Something about fall air that brings out the camo jackets, crock
pot recipes and the smell of cedar burning in a wood stove. It is also Mother
Nature’s call of the wild to the world of hunters.
The primal instinct to hunt and kill “a little winter meat”
rises up like sap in a maple tree. It brings out the stalk, kill and drag it
home instinct that has been man’s since time began. Only now it’s not so much
about needing to eat.
Today’s mind set declares the season practically a national
holiday. Ask any crew boss with hunters in his employ –half his crew will be
gone for days or weeks at a time. Vacations are scheduled, marriages arranged,
babies birthed –all around the calendar of hunting seasons. I’ve known men that
actually would quit a job to be able to go hunting.
An age-old tradition in some families, the season opener is reason for celebration. Groups of friends and family gather at the “camp” to cook, catch up on news and start the hunting season.
I grew up in a family of hunters. We lived in the mountains,
so the hunters hunted early in the mornings, did a day’s work, squeezed in some
hunting before sundown, and slept in their own bed each night.

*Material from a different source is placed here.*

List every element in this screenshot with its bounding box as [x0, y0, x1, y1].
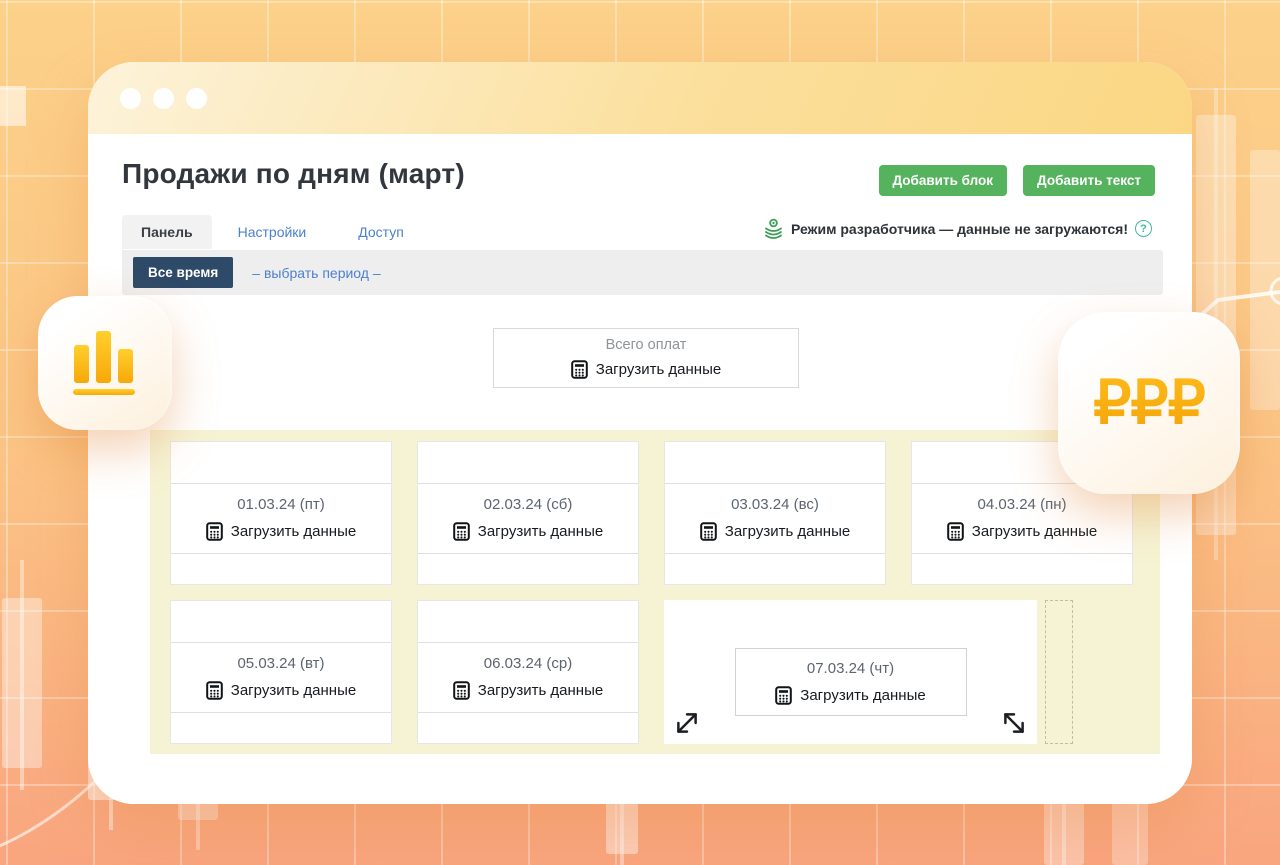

It was a generational skill passed on from
the days of actually needing winter meat.
In every small town are signs announcing the sale of
licenses, ammo, food and beer flashing up and down the streets and often free
meals are offered to the hunters by grateful merchants. One fella said he spent
$200 in gas driving from burg to burg to take part in the meals. He declared he
wasn’t a hunter, just an eater.
The motels and restaurants are a sea of camouflage. As one
local commented when he went into the grocery store to get a loaf of bread and
the line was very long with hunters, “I decided it was faster to go home and
make biscuits.”
And like everything else, technology has stealthily crept
into the sport in both the weaponry and the methods.
One website lists the Ten Best Hunting Apps for the
Tech-Savvy Outdoorsman. It declares, and I quote, “One of the biggest thrills about
hunting (besides taking home your big trophy) is the ability to detach from the
daily grind and feel at one with nature.”
The text then launches into the benefits of taking your
smart phone with you. “It could even save your life.”
Among the popular apps is one that provides sunrise and
sunset times as well as lunar phases and weather updates. Yet another provides
vital information on safety and survival, a photo gallery with detailed
descriptions of anything from deadly mushrooms to poisonous plants, a survival
checklist, key information supported with illustrations, a Morse code signaling
device, a compass and more.
Primos Hunting Calls “allows you to speak the language of
nature to attract prey.” There is also an app that has a blood tracking filter
that enhances the visibility of the blood trail left by wounded game.
The Ballistic app is for calculating trajectory, windage,
velocity, energy, and bullet flight time ensuring the best possible targeted
shot. It takes into account temperature, humidity, barometric pressure and
altitude.
And my personal favorite -- the Bug Spray app. It emits high frequency tones that will keep the bugs away. Note to the rookie hunter: it will also keep your prey away.
I honestly don’t know how mankind survived before all these techno aids to bag a buck. But I do think I hear my kinfolk heartily laughing from the great beyond.